The Program type is definitely the next most valuable takeaway from this crate, in my opinion:

/// A full Sierra program.
#[derive(Clone, Debug, Eq, PartialEq)]
pub struct Program {
    /// Declarations for all the used types.
    pub type_declarations: Vec<TypeDeclaration>,
    /// Declarations for all the used library functions.
    pub libfunc_declarations: Vec<LibFuncDeclaration>,
    /// The code of the program.
    pub statements: Vec<Statement>,
    /// Descriptions of the functions - signatures and entry points.
    pub funcs: Vec<Function>,
}

Another great part of this crate is the collection of pure-Sierra examples, like the recursive Fibonacci one.

The parser Crate

Follow along.

Hands down the most valuable thing in this crate (until official Cairo 1.0 tutorials are published, anyway) are the test cases -- you can basically teach yourself the new language!

The top-level for parsing is in Parser::parse_syntax_file:

pub fn parse_syntax_file(mut self) -> SyntaxFileGreen {
    let items = ItemList::new_green(
        self.db,
        self.parse_list(Self::try_parse_top_level_item, is_of_kind!(), "item"),
    );
    // This will not panic since the above parsing only stops when reaches EOF.
    assert_eq!(self.peek().kind, SyntaxKind::TerminalEndOfFile);

    // Fix offset in case there are skipped tokens before EOF. This is usually done in
    // self.take_raw() but here we don't call self.take_raw as it tries to read the next
    // token, which doesn't exist.
    self.offset += self.current_width;

    let eof = self.add_trivia_to_terminal::<TerminalEndOfFile>(self.next_terminal.clone());
    SyntaxFile::new_green(self.db, items, eof)
}

One really fascinating technique is the use of red-green trees -- a data structure I was unaware of until encountering this part of the codebase.
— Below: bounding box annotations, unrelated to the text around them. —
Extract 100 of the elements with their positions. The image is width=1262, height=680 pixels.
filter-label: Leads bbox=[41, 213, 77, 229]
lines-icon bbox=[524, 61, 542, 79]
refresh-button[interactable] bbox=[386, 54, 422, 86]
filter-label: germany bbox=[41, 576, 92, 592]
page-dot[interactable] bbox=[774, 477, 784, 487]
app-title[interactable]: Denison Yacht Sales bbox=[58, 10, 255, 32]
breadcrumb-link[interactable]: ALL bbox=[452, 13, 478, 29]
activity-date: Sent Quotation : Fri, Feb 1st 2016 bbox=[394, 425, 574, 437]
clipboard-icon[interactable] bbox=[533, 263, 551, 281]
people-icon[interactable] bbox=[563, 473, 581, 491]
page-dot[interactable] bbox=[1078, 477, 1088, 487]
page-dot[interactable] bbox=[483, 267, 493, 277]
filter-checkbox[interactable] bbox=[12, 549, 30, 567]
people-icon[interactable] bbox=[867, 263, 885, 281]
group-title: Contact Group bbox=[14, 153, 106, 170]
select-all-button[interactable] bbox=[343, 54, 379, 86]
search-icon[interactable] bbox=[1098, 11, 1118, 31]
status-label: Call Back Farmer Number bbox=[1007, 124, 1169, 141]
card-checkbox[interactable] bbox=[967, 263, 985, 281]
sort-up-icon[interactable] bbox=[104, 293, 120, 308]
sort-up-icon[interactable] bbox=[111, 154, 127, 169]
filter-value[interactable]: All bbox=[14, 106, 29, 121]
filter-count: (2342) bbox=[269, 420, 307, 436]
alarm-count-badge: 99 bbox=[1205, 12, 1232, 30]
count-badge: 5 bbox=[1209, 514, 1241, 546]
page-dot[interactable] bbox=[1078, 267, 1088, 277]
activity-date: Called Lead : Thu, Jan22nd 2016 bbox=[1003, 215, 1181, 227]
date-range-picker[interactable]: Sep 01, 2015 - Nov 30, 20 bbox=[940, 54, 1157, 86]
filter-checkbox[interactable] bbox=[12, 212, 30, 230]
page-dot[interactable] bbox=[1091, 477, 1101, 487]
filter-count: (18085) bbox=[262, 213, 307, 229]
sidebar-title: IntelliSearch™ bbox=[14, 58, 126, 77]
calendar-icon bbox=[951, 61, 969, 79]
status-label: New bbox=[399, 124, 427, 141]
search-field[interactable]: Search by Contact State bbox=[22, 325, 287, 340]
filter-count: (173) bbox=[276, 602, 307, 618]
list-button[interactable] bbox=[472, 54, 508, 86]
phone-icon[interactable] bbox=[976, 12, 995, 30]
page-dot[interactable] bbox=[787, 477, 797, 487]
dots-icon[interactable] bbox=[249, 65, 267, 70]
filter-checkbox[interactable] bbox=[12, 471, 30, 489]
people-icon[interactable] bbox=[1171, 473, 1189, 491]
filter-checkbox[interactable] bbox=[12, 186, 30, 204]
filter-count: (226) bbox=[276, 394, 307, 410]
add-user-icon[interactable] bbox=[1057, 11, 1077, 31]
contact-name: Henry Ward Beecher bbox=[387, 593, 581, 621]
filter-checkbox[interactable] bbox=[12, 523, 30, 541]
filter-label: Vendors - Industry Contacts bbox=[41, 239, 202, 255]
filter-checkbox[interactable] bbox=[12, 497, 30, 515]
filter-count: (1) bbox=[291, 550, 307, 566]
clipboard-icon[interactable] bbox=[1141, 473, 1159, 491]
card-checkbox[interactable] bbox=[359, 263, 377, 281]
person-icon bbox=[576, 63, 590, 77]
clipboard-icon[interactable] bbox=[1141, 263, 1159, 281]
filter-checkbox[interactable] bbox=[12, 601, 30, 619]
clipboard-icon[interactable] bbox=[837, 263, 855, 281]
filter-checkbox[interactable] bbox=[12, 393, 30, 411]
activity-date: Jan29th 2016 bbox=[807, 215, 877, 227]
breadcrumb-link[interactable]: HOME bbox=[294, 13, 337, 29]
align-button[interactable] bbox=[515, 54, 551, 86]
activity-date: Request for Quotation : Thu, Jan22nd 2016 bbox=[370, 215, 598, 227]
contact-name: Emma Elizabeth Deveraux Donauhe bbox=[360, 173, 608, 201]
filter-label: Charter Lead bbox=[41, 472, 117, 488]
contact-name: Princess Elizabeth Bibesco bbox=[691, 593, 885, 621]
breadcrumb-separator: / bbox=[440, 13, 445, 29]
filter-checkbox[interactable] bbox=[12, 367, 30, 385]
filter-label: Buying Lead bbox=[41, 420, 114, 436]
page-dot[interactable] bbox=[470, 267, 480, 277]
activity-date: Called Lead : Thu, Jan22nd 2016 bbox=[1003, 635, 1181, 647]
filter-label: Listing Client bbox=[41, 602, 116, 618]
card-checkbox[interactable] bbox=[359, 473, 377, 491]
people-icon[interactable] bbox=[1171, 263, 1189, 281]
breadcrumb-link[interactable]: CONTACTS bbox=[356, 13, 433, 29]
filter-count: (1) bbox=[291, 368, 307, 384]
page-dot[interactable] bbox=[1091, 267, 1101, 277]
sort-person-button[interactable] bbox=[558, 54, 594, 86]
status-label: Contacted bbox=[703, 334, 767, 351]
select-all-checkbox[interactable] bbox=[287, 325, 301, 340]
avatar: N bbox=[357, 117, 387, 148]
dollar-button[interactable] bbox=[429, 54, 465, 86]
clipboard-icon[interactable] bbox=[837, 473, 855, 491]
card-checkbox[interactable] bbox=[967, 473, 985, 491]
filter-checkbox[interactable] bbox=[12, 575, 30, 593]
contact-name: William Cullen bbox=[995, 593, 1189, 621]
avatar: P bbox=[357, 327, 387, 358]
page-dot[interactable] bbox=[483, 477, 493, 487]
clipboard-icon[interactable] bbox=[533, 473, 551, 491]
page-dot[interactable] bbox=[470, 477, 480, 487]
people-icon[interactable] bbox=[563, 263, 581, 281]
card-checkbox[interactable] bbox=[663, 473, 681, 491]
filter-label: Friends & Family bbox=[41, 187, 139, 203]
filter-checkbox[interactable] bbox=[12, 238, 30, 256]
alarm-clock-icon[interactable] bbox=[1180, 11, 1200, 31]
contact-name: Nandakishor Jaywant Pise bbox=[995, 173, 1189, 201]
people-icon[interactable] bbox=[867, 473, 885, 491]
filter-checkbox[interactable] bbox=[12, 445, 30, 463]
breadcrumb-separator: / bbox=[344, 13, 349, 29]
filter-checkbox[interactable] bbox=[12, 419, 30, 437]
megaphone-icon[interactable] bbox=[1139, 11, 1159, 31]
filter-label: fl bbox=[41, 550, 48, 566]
This is why so many types in this crate have the Green suffix.

1

I started reading through the codebase when it was initially open sourced and it looks like the core library stuff is very recent.

2

I really love that the Cairo compiler outputs to stdout by default; I don't get the inconsistency with the Sierra compiler though. Additionally, the Sierra compiler doesn't seem to recognise - as an output file either.